我需要制作一个打印出文字中字母频率的程序 文件并将该频率与python中的另一个频率进行比较。
到目前为止,我能够打印出一封信的次数,但是 我得到的百分比频率是错误的。我认为这是因为我只需要计算我的程序 删除所有空格和其他空格中文件中的字母数 字符。
def addLetter (x):
result = ord(x) - ord(a)
return result
#start of the main program
#prompt user for a file
while True:
speech = raw_input("Enter file name:")
wholeFile = open(speech, 'r+').read()
lowlet = wholeFile.lower()
letters= list(lowlet)
alpha = list('abcdefghijklmnopqrstuvwxyz')
n = len(letters)
f = float(n)
occurrences = {}
d = {}
#number of letters
for x in alpha:
occurrences[x] = letters.count(x)
d[x] =(occurrences[x])/f
for x in occurrences:
print x, occurrences[x], d[x]
这是输出
Enter file name:dems.txt
a 993 0.0687863674148
c 350 0.0242449431976
b 174 0.0120532003325
e 1406 0.0973954003879
d 430 0.0297866444999
g 219 0.015170407315
f 212 0.0146855084511
i 754 0.0522305347742
h 594 0.0411471321696
k 81 0.00561097256858
j 12 0.000831255195345
m 273 0.0189110556941
l 442 0.0306178996952
o 885 0.0613050706567
n 810 0.0561097256858
q 9 0.000623441396509
p 215 0.0148933222499
s 672 0.0465502909393
r 637 0.0441257966196
u 305 0.021127736215
t 1175 0.0813937378775
w 334 0.0231366029371
v 104 0.00720421169299
y 212 0.0146855084511
x 13 0.000900526461624
z 6 0.000415627597672
Enter file name:
程序会在列中打印,但我不确定如何在此处显示。
“a”的频率应为.0878
答案 0 :(得分:2)
您可以使用translator recipe删除alpha
以外的所有字符。
由于这样做会导致letters
只包含alpha
中的字符,n
现在是正确的分母。
然后,您可以使用collections.defaultdict(int)
来计算字母的出现次数:
import collections
import string
def translator(frm='', to='', delete='', keep=None):
# Python Cookbook Recipe 1.9
# Chris Perkins, Raymond Hettinger
if len(to) == 1: to = to * len(frm)
trans = string.maketrans(frm, to)
if keep is not None:
allchars = string.maketrans('', '')
# delete is expanded to delete everything except
# what is mentioned in set(keep)-set(delete)

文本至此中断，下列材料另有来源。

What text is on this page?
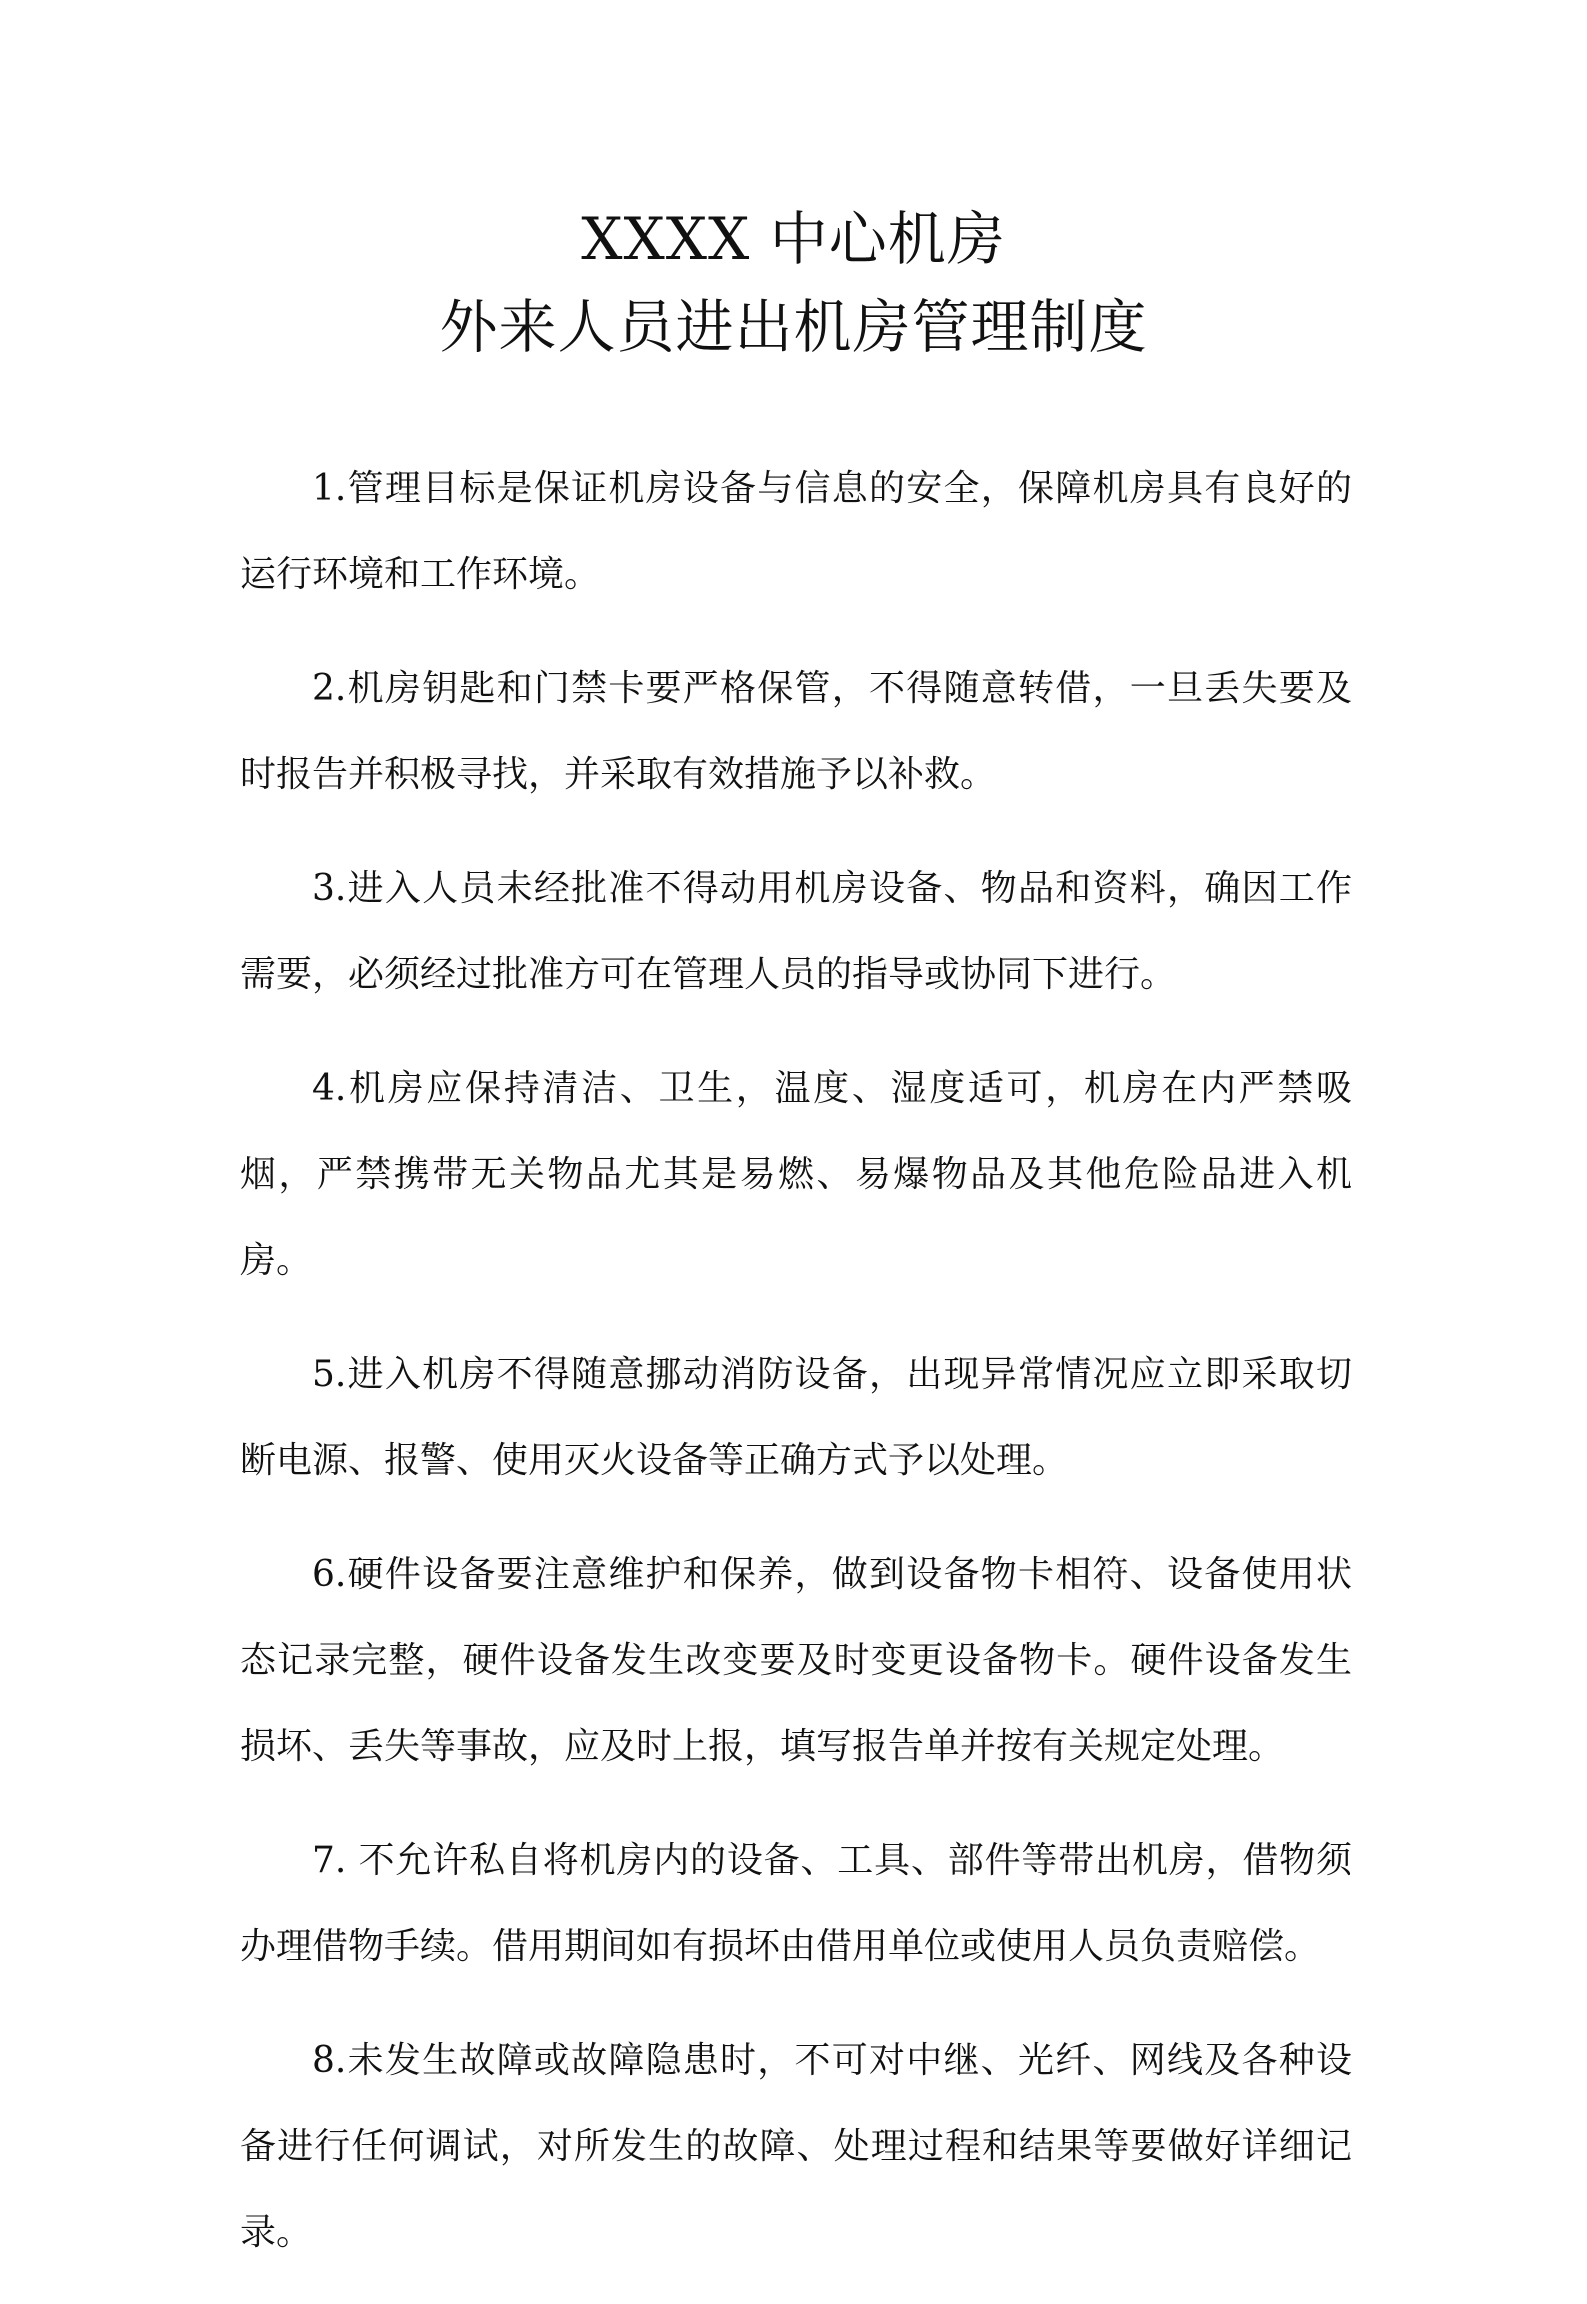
XXXX 中心机房
外来人员进出机房管理制度

1.管理目标是保证机房设备与信息的安全，保障机房具有良好的运行环境和工作环境。

2.机房钥匙和门禁卡要严格保管，不得随意转借，一旦丢失要及时报告并积极寻找，并采取有效措施予以补救。

3.进入人员未经批准不得动用机房设备、物品和资料，确因工作需要，必须经过批准方可在管理人员的指导或协同下进行。

4.机房应保持清洁、卫生，温度、湿度适可，机房在内严禁吸烟，严禁携带无关物品尤其是易燃、易爆物品及其他危险品进入机房。

5.进入机房不得随意挪动消防设备，出现异常情况应立即采取切断电源、报警、使用灭火设备等正确方式予以处理。

6.硬件设备要注意维护和保养，做到设备物卡相符、设备使用状态记录完整，硬件设备发生改变要及时变更设备物卡。硬件设备发生损坏、丢失等事故，应及时上报，填写报告单并按有关规定处理。

7. 不允许私自将机房内的设备、工具、部件等带出机房，借物须办理借物手续。借用期间如有损坏由借用单位或使用人员负责赔偿。

8.未发生故障或故障隐患时，不可对中继、光纤、网线及各种设备进行任何调试，对所发生的故障、处理过程和结果等要做好详细记录。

delete = allchars.translate(allchars, keep.translate(allchars, delete))
def translate(s):
return s.translate(trans, delete)
return translate
alpha = 'abcdefghijklmnopqrstuvwxyz'
keep_alpha=translator(keep=alpha)
while True:
speech = raw_input("Enter file name:")
wholeFile = open(speech, 'r+').read()
lowlet = wholeFile.lower()
letters = keep_alpha(lowlet)
n = len(letters)
occurrences = collections.defaultdict(int)
for x in letters:
occurrences[x]+=1
for x in occurrences:
print x, occurrences[x], occurrences[x]/float(n)
答案 1 :(得分:2)
import collections
import re
from __future__ import division
file1 = re.subn(r"\W", "", open("file1.txt", "r").read())[0].lower()
counter1 = collections.Counter(file1)
for k, v in counter1.iteritems():
counter1[k] = v / len(file1)
file2 = re.subn(r"\W", "", open("file2.txt", "r").read())[0].lower()
counter2 = collections.Counter(file2)
for k, v in counter2.iteritems():
counter2[k] = v / len(file2)
注意:需要Python 2.7。
答案 2 :(得分:0)
我认为这是一种非常直接的方式:
while True:
speech = raw_input("Enter file name:")
wholeFile = open(speech, 'r+').read()
lowlet = wholeFile.lower()
alphas = 'abcdefghijklmnopqrstuvwxyz'
# lets set default values first
occurrences = {letter : 0 for letter in alphas }
# occurrences = dict(zip(alphas, [0]*len(alphas))) # for python<=2.6
# total number of valid letters
total = 0
# iter everything in the text
for letter in lowlet:
# if it is a valid letter then it is in occurrences
if letter in occurrences:
# update counts
total += 1
occurrences[letter] += 1
# now print the results:
for letter, count in occurrences.iteritems():
print letter, (1.0*count/total)
如您所知,在计算频率之前,您需要文本中的有效字母总数。要么在处理之前过滤文本,要么将过滤与处理结合起来,这就是我在这里所做的。